夏の終わり、秋の気配

A&P LE JOURNAL SEPTEMBRE 2023

本日ご紹介するのは、トンカビーンです。

あなたの暮らしに喜びをと願いながら、今日も最高の精油探しを続けています。
暑さの中にも秋のしっかりと気配が感じられる今、ブラジルで出合ったトンカビーンの香りについて紹介したいと思います。
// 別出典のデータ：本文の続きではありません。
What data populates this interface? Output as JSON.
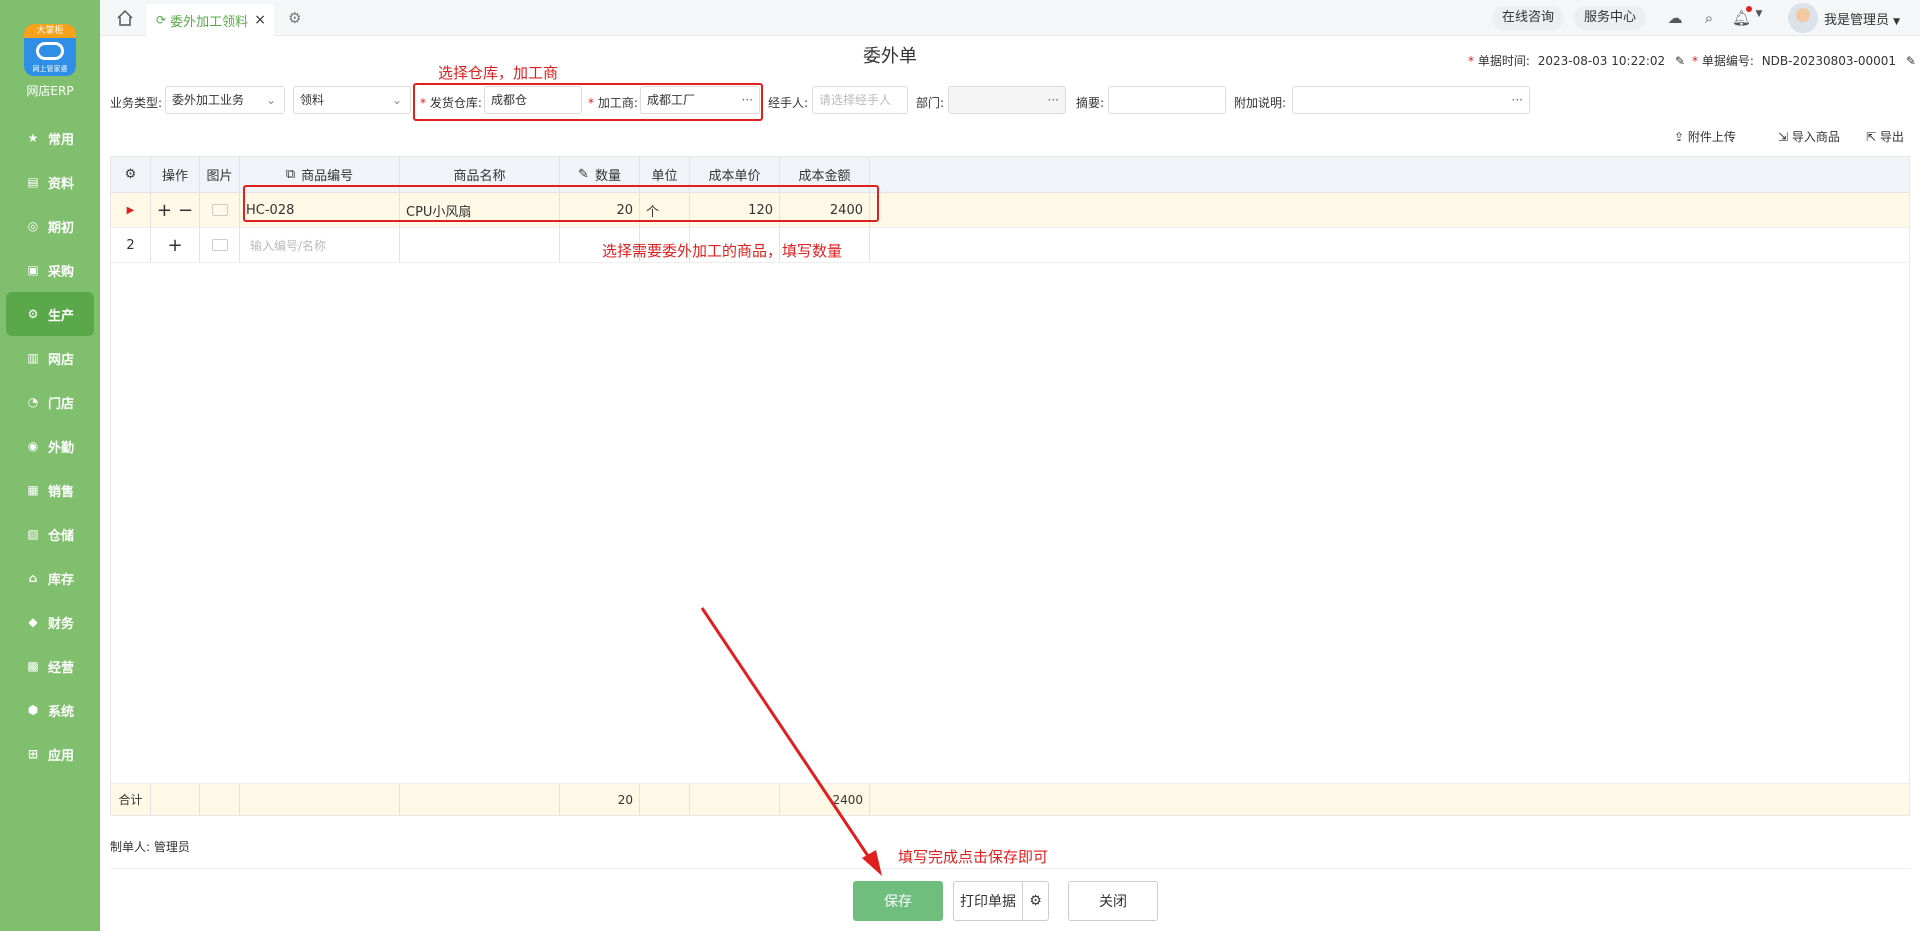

この大きな木になる豆が収穫されるのは地面の上。抽出されるアブソリュートは、グルマンノートとアーモンドのような香りを持ちます。トンカビーンは香水の原材料となる貴重な香料です。

 

FÈVE DE TONKA(トンカビーン)

Dipteryx odorata

科名 : マメ科
採油部分 : 種子
収穫時期 : 89 月

 

Dipterix odorata は高さ約 30 メートルの熱帯に生息する木です。ブラジル、ギアナ、ベネズエラが主産地。中米に生息する一般的な樹種で、「ブラジルチーク」と呼ばれる硬い木材となり、特に船舶用に使われています。

ピンクがかった紫色の花の形が二つの翼のようであることから、ラテン語の「Dipterix」が学名に使われています。そしてこの花から厚みのある果実がなり、トンカビーンがその中にひとつ作られるのです。ブラジルでは「クマル」とも呼ばれる種子です。

トンカビーンは、木から落ちた果実の中から取り出されると、乾燥させられます。アルコールに漬けて柔らかくすることで、豆の表面には純粋なクマリンの結晶が形成されます。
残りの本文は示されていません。